The CAR T-cell therapy was approved with a boxed warning regarding CRS. To address the risk of CRS and neurologic toxicities, the FDA approved axi-cel with a risk evaluation and mitigation strategy (REMS), which includes elements to assure safe use (ETASU). Additionally, certification and training will be required before hospitals will be cleared to administer the T cell therapy. The required training will focus on identifying and managing CRS and neurologic toxicity.

"It is important to note that the toxicities that we saw—CRS and neurological events—are generally reversible," lead investigator Frederick L. Locke, MD, medical oncologist at Moffitt Cancer Center, told Oncology Nursing News at the 2017 AACR Annual Meeting. "These are going away within 1 month of the therapy, so we think that this is a therapy that can be safely administered across multiple centers for patients who are really without other treatment options."

Axi-cel is the second CAR T-cell therapy approved by the FDA, with the first approval arriving in late August for patients with acute lymphoblastic leukemia. The FDA anticipates that more agents in this class will gain approval in the future and is taking steps to establish a system for evaluation of these adaptive T-cell therapies. Axi-cel was approved following a priority review and under the FDA's breakthrough therapy program.

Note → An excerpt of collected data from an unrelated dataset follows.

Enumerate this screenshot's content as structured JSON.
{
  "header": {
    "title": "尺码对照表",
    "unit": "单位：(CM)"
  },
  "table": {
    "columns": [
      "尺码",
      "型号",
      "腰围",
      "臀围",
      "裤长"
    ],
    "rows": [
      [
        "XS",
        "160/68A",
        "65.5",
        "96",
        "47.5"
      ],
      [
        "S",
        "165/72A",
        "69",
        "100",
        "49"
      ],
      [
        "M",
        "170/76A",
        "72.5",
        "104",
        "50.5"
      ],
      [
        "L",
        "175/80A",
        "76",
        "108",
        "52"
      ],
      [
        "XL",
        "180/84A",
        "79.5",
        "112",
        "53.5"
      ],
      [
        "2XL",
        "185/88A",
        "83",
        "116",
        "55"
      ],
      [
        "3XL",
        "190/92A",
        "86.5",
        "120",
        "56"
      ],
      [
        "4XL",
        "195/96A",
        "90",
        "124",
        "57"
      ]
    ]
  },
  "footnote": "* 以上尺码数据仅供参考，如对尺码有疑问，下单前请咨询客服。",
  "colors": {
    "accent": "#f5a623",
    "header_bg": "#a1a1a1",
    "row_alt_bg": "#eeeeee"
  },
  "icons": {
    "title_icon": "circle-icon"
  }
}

"We will soon release a comprehensive policy to address how we plan to support the development of cell-based regenerative medicine. That policy will also clarify how we will apply our expedited programs to breakthrough products that use CAR-T cells and other gene therapies," said Gottlieb. "We remain committed to supporting the efficient development of safe and effective treatments that leverage these new scientific platforms.”

Locke FL, Neelapu SS, Bartlett NL, et al. Primary results from ZUMA-1: a pivotal trial of axicabtagene ciloleucel (Axi-cel; KTE-C19) in patients with refractory aggressive non-Hodgkin lymphoma (NHL). Presented at: 2017 AACR Annual Meeting; April 1-5, 2017; Washington, DC. Abstract CT019.